Faulty woodwork: NA to take up Parliament Lodges furniture case

CDA had ignored the committee’s earlier advice to stop payments to the contractor.


Azam Khan February 01, 2011

ISLAMABAD: Tests conducted by the Forest Products Research Division (FPRD) of Ministry of Environment have confirmed that the wood being used in the directorate of Parliament Lodges is of substandard quality. The National Assembly Standing Committee on House and Library in its meeting Tuesday will discuss the irregularities in the Rs48 million contract of the Capital Development Authority (CDA) to supply furniture to the Parliament Lodges and MNA Hostel.

The research division has stated in its report that CDA did not provide an appropriate wood sample to conduct the nine necessary tests to specify the quality of wood. It said that it could conduct only two tests, out of which one proved that the wood’s quality was “below average”.

An official of the division said that the test returned 17 per cent moisture content of the wood, which should range from 9 to 12 per cent. “The wood might be out of season or of substandard quality,” the official added.

In a previous meeting, the committee had advised CDA to stop payments to the Parliament Lodges’ contractor, Fine Furnishers. But the CDA continued to make payments to the contractor.

CDA has provided Rs35 million in payments to the contractor.

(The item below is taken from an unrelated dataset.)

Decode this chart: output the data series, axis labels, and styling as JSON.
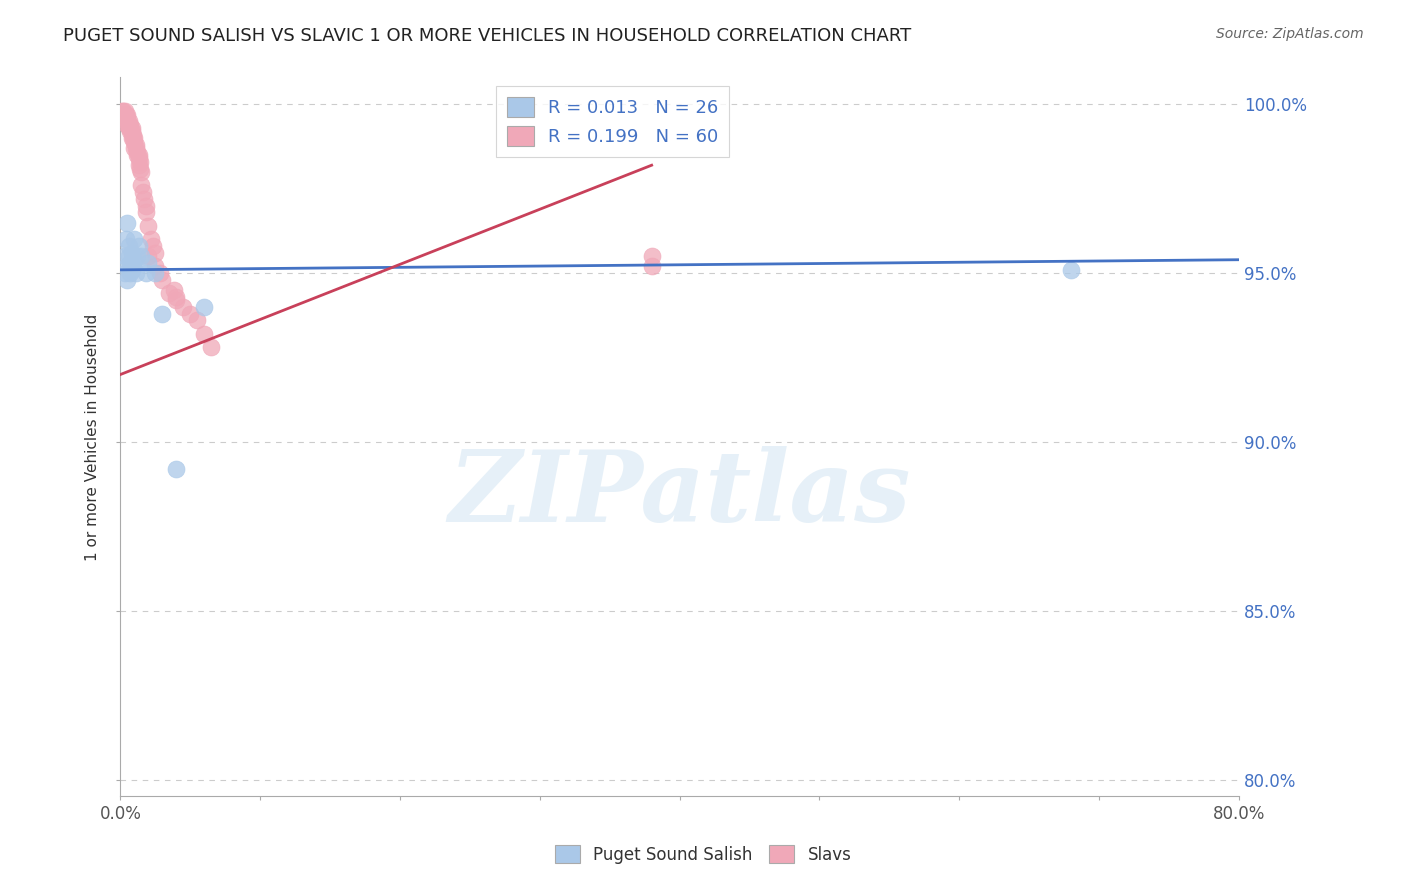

The issue was taken up by the NA Standing Committee on House and Library after Senator Mian Raza Rabbani and MNA Bilal Yasin expressed dissatisfaction over the quality of furniture being fixed in the Parliament Lodges.

The committee had informed that the quality of wood and foam being fixed in Block A of the Parliament Lodges was lower than what was promised by the civic authority, which is in violation of rules of Public Procurement Regulatory Authority.

FPRD in a letter addressed to NA Standing Committee on House and Library on October 15, 2010, had stated that it needed to conduct a total of nine tests to determine the quality of wood. These tests include wood identification, moisture content percentage, density, hardness, modulus of elasticity, modulus of rupture, compression parallel to grain, compression perpendicular to grain and cleavage.

However, Parliament Lodges Directorate’s Deputy Director (Civil) Mukhtar Ahmed Khan insisted that CDA required only two out of the nine tests to determine the quality of wood.

Published in The Express Tribune, February 1st, 2011.